Si el rusito era sincero, entonces él era el original. Y, visto y considerando todo lo que había vivido y escuchado, comenzaba a convencerse de ello; en los últimos días había resuelto más problemas internos que en toda su vida y su mente estaba más activa que nunca, al contrario de los caminantes, que tenían el cerebro podrido. Además, no sentía ningún tipo de renuencia por el color azul. De hecho, hasta le estaba gustando cada día más, quizá porque lo relacionaba con el hecho de que era un color espantacaminantes.

Pero entonces, de ser así, de que fuera él el original, ¿por qué Jan estaba tan empeñado en seguirlo, lo mismo que la bruja buena y el gato? ¿Seguirían así a todos los originales?

Lo pensó por un momento y se dirigió a Jan de nuevo, para hacerle una pregunta que le esclarecería el panorama.

―¿A toidos los originales le siguen como a mí? ―preguntó, como si en el fondo hubiera querido no hacer esa pregunta.

―Sólo a usted, señor...

Él era importante por algo...

―Creo que está en condición de saberlo ―dijo Jan.

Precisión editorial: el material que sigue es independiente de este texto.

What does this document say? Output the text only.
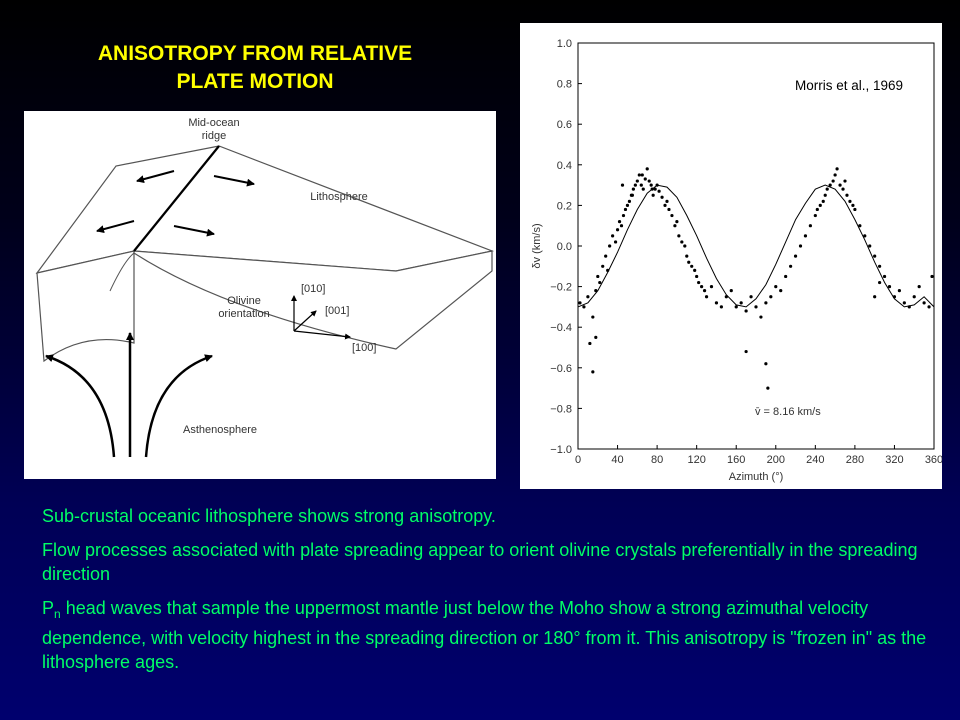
ANISOTROPY FROM RELATIVE
PLATE MOTION
Mid-ocean
ridge
Lithosphere
Olivine
orientation
[010]
[001]
[100]
Asthenosphere
−1.0
−0.8
−0.6
−0.4
−0.2
0.0
0.2
0.4
0.6
0.8
1.0
0	40 80 120 160 200 240 280 320 360
Morris et al., 1969
v̄ = 8.16 km/s
Azimuth (°)
δv (km/s)

Sub-crustal oceanic lithosphere shows strong anisotropy.

Flow processes associated with plate spreading appear to orient olivine crystals preferentially in the spreading direction

$P_n$ head waves that sample the uppermost mantle just below the Moho show a strong azimuthal velocity dependence, with velocity highest in the spreading direction or 180° from it. This anisotropy is "frozen in" as the lithosphere ages.
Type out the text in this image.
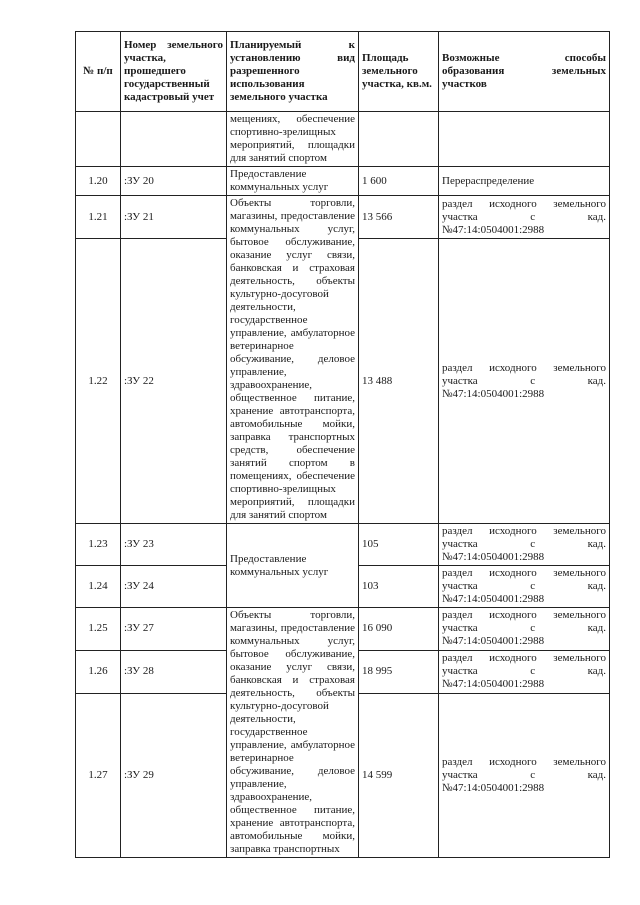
№ п/п	Номер земельного участка, прошедшего государственный кадастровый учет	Планируемый к установлению вид разрешенного использования земельного участка	Площадь земельного участка, кв.м.	Возможные способы образования земельных участков
		мещениях, обеспечение спортивно-зрелищных мероприятий, площадки для занятий спортом		
1.20	:ЗУ 20	Предоставление коммунальных услуг	1 600	Перераспределение
1.21	:ЗУ 21	Объекты торговли, магазины, предоставление коммунальных услуг, бытовое обслуживание, оказание услуг связи, банковская и страховая деятельность, объекты культурно-досуговой деятельности, государственное управление, амбулаторное ветеринарное обсуживание, деловое управление, здравоохранение, общественное питание, хранение автотранспорта, автомобильные мойки, заправка транспортных средств, обеспечение занятий спортом в помещениях, обеспечение спортивно-зрелищных мероприятий, площадки для занятий спортом	13 566	раздел исходного земельного участка с кад.№47:14:0504001:2988
1.22	:ЗУ 22		13 488	раздел исходного земельного участка с кад.№47:14:0504001:2988
1.23	:ЗУ 23	Предоставление коммунальных услуг	105	раздел исходного земельного участка с кад.№47:14:0504001:2988
1.24	:ЗУ 24		103	раздел исходного земельного участка с кад.№47:14:0504001:2988
1.25	:ЗУ 27	Объекты торговли, магазины, предоставление коммунальных услуг, бытовое обслуживание, оказание услуг связи, банковская и страховая деятельность, объекты культурно-досуговой деятельности, государственное управление, амбулаторное ветеринарное обсуживание, деловое управление, здравоохранение, общественное питание, хранение автотранспорта, автомобильные мойки, заправка транспортных	16 090	раздел исходного земельного участка с кад.№47:14:0504001:2988
1.26	:ЗУ 28		18 995	раздел исходного земельного участка с кад.№47:14:0504001:2988
1.27	:ЗУ 29		14 599	раздел исходного земельного участка с кад.№47:14:0504001:2988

Se acercó hasta don Armando y antes de continuar con lo más importante, escudriñó el vasto paisaje con la vista, como cerciorándose de que no hubiesen oídos ajenos escuchando lo que estaba a punto de decir. Aquel sitio, en medio de la nada, era el sitio perfecto para una declaración de este tipo. Además, ya era hora: podía verse en el horizonte un reborde verdoso que les advertía estaban por llegar a San Antonio.

―Nunca verá a su doble caminando a la deriva por el campo, señor.

―¿Nunca?

―Nunca.

Y sin más preámbulos le dijo:

―Su clon es el nuevo Führer, señor.

En ese momento se le aflojaron las piernas a nuestro gaucho y sintió una profusa debilidad en todo el cuerpo que lo hizo caer zigzagueante cual hoja de otoño. Jan lo advirtió y recurrió a su auxilio antes de que se hiciera daño contra el suelo.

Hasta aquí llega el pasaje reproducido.